Government must end ‘conveyor belt’ approach to university

For a wide range of occupations alternative vocational routes are both possible and less costly, says the CIPD

The government needs to end its ‘conveyor belt’ approach to university and do more to create and promote high-quality vocational pathways into work, according to the CIPD.

Its Alternative pathways into the labour market report found that for a wide range of occupations alternative vocational routes are both possible and less costly, with a smaller proportion of this cost falling on the learner. The average university student leaves education with £44,000 of debt.
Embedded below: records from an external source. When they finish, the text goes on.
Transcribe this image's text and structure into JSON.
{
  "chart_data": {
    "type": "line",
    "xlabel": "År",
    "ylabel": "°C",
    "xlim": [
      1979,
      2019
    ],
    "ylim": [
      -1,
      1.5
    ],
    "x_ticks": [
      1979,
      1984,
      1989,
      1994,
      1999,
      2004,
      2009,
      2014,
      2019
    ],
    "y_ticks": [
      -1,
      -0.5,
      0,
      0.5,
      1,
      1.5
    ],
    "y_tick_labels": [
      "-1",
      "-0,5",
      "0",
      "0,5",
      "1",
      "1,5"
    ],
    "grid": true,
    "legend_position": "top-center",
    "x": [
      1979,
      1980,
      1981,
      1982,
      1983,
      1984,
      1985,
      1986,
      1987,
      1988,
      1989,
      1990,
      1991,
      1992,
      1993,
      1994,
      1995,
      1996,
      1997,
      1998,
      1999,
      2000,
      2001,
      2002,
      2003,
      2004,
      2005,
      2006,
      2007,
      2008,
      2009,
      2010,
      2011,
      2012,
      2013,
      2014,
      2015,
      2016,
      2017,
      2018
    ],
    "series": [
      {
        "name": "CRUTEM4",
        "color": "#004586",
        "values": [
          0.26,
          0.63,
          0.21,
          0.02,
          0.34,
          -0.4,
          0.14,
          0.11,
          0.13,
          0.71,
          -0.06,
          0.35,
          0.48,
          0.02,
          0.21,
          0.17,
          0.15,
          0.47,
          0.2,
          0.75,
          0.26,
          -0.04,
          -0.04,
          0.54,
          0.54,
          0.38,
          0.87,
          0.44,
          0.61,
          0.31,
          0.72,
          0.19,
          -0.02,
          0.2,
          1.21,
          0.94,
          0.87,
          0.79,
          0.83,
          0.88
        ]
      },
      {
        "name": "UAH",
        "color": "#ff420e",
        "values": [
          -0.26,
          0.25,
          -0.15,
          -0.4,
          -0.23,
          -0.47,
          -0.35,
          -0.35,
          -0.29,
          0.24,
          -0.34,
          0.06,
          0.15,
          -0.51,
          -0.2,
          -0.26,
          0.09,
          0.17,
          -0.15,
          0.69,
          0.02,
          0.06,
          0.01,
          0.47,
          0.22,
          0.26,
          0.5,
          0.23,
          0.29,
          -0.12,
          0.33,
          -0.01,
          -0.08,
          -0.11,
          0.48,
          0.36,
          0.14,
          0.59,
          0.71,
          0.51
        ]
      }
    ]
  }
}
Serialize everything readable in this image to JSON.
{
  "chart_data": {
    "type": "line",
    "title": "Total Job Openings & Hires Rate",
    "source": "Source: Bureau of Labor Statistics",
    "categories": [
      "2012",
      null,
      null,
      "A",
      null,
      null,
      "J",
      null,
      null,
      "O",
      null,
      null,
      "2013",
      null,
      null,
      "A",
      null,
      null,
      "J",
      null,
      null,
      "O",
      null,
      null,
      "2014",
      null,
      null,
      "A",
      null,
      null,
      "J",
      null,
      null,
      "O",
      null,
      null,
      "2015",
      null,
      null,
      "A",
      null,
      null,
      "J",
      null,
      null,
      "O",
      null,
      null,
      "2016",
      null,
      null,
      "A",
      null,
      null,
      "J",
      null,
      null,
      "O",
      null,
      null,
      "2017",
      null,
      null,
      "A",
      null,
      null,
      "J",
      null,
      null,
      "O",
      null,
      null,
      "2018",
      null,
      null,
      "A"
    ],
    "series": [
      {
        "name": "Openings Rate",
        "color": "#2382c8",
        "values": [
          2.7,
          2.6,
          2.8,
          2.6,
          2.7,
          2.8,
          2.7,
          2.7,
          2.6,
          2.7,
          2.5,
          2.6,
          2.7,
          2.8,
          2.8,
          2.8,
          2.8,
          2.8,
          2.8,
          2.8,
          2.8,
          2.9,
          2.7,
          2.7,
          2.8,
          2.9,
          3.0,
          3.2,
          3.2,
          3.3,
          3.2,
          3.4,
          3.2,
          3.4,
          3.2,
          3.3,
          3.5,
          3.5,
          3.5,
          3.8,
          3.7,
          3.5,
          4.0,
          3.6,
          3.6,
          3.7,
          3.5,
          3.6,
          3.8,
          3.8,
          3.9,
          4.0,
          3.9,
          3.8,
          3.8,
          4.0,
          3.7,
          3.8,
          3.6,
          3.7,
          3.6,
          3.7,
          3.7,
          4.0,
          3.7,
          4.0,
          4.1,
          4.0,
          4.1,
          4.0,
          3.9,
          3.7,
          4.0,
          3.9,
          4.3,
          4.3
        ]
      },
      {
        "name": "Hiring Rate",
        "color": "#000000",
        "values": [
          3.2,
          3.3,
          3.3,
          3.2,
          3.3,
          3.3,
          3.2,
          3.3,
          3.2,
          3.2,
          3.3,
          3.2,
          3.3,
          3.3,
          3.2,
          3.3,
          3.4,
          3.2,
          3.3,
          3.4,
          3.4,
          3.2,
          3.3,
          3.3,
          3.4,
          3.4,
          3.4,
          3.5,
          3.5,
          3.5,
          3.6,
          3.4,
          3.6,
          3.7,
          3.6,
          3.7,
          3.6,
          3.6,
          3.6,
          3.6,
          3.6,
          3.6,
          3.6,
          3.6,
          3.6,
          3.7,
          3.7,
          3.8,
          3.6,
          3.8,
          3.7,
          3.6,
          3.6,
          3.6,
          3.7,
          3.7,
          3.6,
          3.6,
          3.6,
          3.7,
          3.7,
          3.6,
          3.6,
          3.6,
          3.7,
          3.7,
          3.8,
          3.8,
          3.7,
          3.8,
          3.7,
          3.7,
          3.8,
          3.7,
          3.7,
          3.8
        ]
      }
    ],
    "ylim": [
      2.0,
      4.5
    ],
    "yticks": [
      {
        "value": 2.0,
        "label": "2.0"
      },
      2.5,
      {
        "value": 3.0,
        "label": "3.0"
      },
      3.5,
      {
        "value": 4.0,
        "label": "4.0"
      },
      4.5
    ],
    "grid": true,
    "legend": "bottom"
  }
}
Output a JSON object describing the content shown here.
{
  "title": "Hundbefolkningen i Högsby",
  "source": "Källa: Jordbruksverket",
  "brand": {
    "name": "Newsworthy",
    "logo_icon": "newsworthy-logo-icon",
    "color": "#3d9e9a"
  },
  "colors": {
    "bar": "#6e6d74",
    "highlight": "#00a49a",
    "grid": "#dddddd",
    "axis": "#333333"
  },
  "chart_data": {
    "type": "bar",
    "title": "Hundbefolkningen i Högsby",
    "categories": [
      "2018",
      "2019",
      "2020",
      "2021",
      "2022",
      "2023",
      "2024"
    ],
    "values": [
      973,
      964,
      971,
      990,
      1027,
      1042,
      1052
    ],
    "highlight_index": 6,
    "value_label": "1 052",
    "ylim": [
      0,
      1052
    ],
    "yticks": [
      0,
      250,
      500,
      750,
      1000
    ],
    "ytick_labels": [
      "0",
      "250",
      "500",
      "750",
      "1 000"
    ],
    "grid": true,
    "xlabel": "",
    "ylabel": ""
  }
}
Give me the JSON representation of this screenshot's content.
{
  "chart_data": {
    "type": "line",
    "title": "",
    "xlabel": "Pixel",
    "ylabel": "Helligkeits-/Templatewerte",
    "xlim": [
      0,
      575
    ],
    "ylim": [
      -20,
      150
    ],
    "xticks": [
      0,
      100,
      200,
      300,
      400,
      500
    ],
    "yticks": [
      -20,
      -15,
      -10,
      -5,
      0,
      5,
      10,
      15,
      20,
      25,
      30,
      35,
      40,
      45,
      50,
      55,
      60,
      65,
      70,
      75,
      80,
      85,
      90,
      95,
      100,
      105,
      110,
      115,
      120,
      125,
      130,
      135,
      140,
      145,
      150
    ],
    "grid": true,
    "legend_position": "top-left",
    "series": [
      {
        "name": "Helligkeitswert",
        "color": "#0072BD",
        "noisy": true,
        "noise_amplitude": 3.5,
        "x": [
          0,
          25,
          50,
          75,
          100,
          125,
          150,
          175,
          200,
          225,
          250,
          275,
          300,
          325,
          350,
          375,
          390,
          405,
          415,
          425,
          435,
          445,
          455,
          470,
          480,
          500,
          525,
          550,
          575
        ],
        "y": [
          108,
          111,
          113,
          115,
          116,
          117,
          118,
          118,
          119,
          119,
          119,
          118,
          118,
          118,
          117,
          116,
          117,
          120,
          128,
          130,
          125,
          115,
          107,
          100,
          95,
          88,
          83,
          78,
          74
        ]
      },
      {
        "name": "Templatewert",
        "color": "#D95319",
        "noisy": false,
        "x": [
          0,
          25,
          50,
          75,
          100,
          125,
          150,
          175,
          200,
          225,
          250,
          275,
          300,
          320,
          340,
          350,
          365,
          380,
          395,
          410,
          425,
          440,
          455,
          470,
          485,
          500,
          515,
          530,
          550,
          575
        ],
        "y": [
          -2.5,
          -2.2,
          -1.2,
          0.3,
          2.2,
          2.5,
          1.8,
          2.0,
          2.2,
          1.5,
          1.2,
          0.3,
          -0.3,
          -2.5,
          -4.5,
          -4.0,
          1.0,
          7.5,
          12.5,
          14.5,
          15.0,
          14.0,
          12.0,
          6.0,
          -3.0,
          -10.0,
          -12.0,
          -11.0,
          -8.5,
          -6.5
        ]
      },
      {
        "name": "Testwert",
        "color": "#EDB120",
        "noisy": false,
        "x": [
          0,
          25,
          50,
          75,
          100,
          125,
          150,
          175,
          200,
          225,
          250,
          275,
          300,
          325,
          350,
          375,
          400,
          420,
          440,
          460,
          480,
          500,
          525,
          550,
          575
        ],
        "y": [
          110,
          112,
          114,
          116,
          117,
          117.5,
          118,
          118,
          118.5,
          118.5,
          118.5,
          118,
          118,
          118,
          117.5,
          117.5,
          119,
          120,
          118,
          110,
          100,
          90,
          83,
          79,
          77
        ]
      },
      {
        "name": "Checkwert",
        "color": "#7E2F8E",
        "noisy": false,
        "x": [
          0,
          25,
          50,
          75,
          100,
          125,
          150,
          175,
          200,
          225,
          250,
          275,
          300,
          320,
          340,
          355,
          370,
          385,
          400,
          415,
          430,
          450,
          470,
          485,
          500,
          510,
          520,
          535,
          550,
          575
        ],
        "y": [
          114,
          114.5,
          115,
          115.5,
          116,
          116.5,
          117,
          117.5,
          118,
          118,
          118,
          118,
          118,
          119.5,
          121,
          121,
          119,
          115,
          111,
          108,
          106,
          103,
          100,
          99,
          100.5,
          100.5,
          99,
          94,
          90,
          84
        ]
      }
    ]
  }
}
The report also highlighted the issue of employers recruiting graduates into roles that do not require a degree. For example, 35% of new bank and post office clerks are now graduates, compared with just 3.5% who held degrees in 1979.

Additionally, 42.9% of police officers at the rank of sergeant and below entering the police force now hold degrees, compared with 1979 when less than 2% of officers of similar rank were graduates. A similar percentage (41%) of new recruits in property, housing and estate management are graduates, compared with only 3.6% in 1979; and 36.9% of newly employed teaching assistants hold a degree, when as late as 1999 only 5.6% of the occupation as a whole did.

Peter Cheese, CIPD chief executive, expressed concern about whether graduates are able to utilise their skills and knowledge. “This report shows clearly how the huge increase in the supply of graduates over the last 35 years has resulted in more occupations and professions being colonised by people with degrees, regardless of whether they actually need them to do the job,” he said.

“Governments of all colours have long had a ‘conveyor belt’ approach to university education, with a rhetoric that has encouraged more students to pursue graduate qualifications. However, with this research showing that for many graduates the costs of university education outweigh its personal economic benefits, we need a much stronger focus on creating more high-quality alternative pathways into the workplace, such as higher-level apprenticeships, so we achieve parity of esteem between the two routes."

The CIPD is calling on the government to improve careers advice for schoolchildren, focus on improving the quality, not just quantity, of apprenticeships and ensure industrial strategy focuses on progression routes into work.